How will it look?  While there are amazing folks out there doing static knowledge visualization, this is different, and it’s harder to find folks doing it well.

–          There’s nothing wrong with using the old clock metaphor.  We see clocks so many times that it’s surprising more analysts and presenters don’t leverage the icon burn-in.

–          Traditional bar graphs can be functional, but again it forces on to move their eyes and mind to the right to express the flow of time.  Tufte made this representation famous, while the time aspect is more similar to bar graphs where one imagines time progressing, we can see relative changes in space and other variables in time.

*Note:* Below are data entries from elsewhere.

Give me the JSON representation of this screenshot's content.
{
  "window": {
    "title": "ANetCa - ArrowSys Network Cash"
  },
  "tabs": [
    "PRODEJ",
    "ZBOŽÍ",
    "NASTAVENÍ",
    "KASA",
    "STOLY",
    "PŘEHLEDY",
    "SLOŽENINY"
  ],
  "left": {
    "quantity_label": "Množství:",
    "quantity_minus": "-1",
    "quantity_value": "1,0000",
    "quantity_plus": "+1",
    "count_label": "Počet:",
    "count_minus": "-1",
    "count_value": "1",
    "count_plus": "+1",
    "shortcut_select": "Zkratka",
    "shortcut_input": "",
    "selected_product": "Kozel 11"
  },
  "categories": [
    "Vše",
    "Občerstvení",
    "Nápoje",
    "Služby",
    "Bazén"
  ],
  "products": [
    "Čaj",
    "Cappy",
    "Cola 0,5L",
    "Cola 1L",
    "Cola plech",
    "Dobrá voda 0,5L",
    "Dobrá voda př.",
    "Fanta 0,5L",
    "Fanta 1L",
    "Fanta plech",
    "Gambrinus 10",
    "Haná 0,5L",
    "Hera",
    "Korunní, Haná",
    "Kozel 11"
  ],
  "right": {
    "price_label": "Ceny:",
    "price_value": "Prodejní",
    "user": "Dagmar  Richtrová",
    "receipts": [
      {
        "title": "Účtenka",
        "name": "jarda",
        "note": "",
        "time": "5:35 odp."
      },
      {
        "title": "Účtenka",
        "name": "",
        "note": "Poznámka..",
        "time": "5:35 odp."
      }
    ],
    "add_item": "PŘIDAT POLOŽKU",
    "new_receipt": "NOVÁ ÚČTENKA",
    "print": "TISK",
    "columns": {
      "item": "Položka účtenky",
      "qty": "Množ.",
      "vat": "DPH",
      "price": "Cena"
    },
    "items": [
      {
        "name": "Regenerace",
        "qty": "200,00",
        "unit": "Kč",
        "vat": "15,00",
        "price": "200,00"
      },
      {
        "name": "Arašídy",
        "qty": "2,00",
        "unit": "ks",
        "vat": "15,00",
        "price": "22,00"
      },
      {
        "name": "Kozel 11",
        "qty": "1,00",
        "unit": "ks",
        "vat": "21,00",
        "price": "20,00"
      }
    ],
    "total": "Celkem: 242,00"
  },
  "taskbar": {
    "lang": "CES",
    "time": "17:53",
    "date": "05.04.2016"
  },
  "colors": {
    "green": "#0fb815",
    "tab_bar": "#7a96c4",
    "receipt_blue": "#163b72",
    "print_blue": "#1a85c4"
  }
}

–          Proper respect goes to my old company MicroStrategy for using the latest Web 2.0 technologies to produce cool dashboards like this (including a longitudinal scroll bar of sorts in the upper right) which, because of their large partner base, are commonly seen in analytic software now.

–          Imagine a static print view of the image seen in this fun video at about 1 minute 8 seconds in with the cascading, serial flow from the printers.  The cascade concept, whether here or elsewhere, leverages the natural burn-in from our experience with gravity and entropy: things tend to go down, and they tend to move from the start in any direction they can flow (in a graph, the y axis is symbiotically a wall, and moving across x is the only direction anything can flow).

–          We’ll probably have to rely on manually scrolling for a while, as one can do at the bottom of this dashboard.

–          The really nice solution can be seen here at 2:15 in the video (even better with tracers at 3:20) which is brought to you by, guess who, Google.